Finding the ideal mortgage or loan can seem like a daunting task, especially if you’re new to this process. However, with some thoughtful consideration and careful planning ahead, finding the ideal loan will be easy with minimal stress.
First, ensure your credit is in excellent condition by checking all three bureaus’ reports on you. This will give you your credit score and allow you to determine which loan type is available to you. Once you know what kind of loan you qualify for, begin working on improving it until it reaches a high enough mark that guarantees the best interest rate.
Next, strive to reduce your debt-to-income ratio and save for a down payment. Doing this makes it more likely that lenders will approve you and ensure your monthly payments won’t become an over burden. Generally speaking, lenders require no more than 28% of income be dedicated to housing costs such as mortgage payments, property taxes and insurance – no exceptions!
Another way to reduce your debt-to-income ratio is to pay off other obligations, such as student loans or credit cards. Doing this allows you to save for a larger down payment which in turn could lower both your mortgage payment and interest over the loan’s term.

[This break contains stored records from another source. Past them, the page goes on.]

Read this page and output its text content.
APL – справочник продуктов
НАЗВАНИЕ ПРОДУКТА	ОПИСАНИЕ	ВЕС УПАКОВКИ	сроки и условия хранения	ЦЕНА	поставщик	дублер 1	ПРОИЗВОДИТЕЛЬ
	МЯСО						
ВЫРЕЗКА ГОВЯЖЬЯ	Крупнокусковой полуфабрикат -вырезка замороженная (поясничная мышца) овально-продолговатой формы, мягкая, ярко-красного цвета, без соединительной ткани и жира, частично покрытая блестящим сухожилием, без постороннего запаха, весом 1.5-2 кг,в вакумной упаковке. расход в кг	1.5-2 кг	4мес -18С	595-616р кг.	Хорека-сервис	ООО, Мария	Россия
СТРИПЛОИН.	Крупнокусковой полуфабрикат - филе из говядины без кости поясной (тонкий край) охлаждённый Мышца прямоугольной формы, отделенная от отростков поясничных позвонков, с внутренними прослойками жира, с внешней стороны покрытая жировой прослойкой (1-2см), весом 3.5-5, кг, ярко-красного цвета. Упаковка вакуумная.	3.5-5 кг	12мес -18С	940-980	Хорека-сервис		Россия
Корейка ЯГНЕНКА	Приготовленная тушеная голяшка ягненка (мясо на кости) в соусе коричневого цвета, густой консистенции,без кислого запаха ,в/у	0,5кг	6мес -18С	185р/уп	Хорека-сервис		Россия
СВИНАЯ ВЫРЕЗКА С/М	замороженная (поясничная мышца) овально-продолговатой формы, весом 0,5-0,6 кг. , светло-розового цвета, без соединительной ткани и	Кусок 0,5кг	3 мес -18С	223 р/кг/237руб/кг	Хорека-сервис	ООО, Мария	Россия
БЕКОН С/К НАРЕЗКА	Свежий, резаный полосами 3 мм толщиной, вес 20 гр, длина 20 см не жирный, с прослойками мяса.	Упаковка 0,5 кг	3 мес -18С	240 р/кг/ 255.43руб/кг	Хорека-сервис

You can ask your lender for a loan estimate, which is an Excel worksheet that illustrates how the terms of various loans might impact your monthly payments and overall cost. These estimates can be useful when researching potential homes or selecting a lender.
Finally, speak to a broker who isn’t affiliated with any particular bank or mortgage company and who can help you compare rates and fees across lenders. Typically, brokers receive payment in the form of a percentage of the loan amount, so it’s in their best interests to help you get the lowest possible rate possible for your situation.
Finally, before applying for any mortgage, check your credit. This is free once a year with each of the three credit bureaus.
A higher credit score can help you avoid paying private mortgage insurance (PMI), which protects the lender if you default on your mortgage. You can improve your credit score by making timely payments and eliminating debt.
Government-backed mortgages may be an option for those without much cash saved to put down on a house. They tend to offer lower interest rates than conventional loans and may be ideal for those with good credit and steady income who wish to purchase in an active real estate market.
There are also other loan types to consider, such as fixed-rate and adjustable-rate mortgages (ARMs). With a fixed rate loan, your interest rate remains fixed throughout its entirety; an ARM typically has shorter terms and fluctuates with market fluctuations, meaning your monthly payments may rise or fall over its lifetime.